Again and again, when the Court resisted recognizing the humanity and dignity of marginalized people, it ended up on the wrong side — not just of justice, but of history.
The Court is not a weather vane, spinning with the winds of public sentiment. It is, at its best, a lighthouse: steady, principled, illuminating the rocks that would otherwise wreck the vulnerable.
A Plea
To the Court’s majority, I offer this plea: remember who you are. Remember that your legitimacy does not flow from popularity, nor from deference to tradition for tradition’s sake, or even personal political and social ideology but from your fidelity to the Constitution — in all its majesty and demand.
Your duty is not merely to count heads in state legislatures, but to safeguard the rights of those who have no lobby, no vote, no power — those whose dignity is daily contested.
Justice Marshall once observed that the Constitution does not prohibit legislatures from enacting foolish laws — but it does prohibit them from enacting laws that deny equal protection of the laws. Tennessee’s statute is not merely foolish. It is cruel, discriminatory, and constitutionally infirm.
You cannot make it just by averting your eyes.
Closing
There is an old saying that the arc of the moral universe is long, but it bends toward justice. But it only bends because people — and courts — have the courage to reach up and pull it down toward what is right.

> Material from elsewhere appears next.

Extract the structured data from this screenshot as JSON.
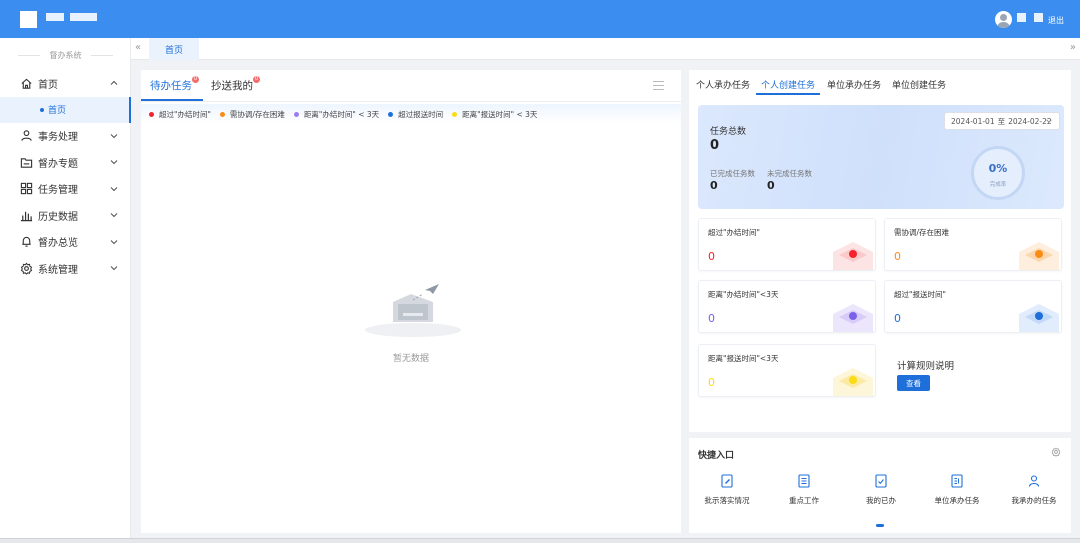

In Skrmetti, the Court let go of the arc. It mistook retreat for prudence, and silence for humility. But silence, here, is not humility. It is harm.
One day, when future generations read this decision alongside Plessy, Korematsu, and others, they will wonder how six brilliant jurists could have missed what was right before them: that every child — transgender or not — deserves to live with dignity, free from laws that seek to erase them.
It is not too late to remember that the Constitution is not a shield for the powerful, but a promise to the powerless. The Court must stop looking away.
Because history is watching.
Steven Teske is a retired judge having served in juvenile and superior court. and currently is a trial attorney in Tucson, AZ. He has testified before Congress on four occasions and numerous state legislatures on law and policy reform. He was an adjunct law professor at John Marshall Law School in Atlanta and is an adjunct professor at Pima Community College teaching criminal justice and business law.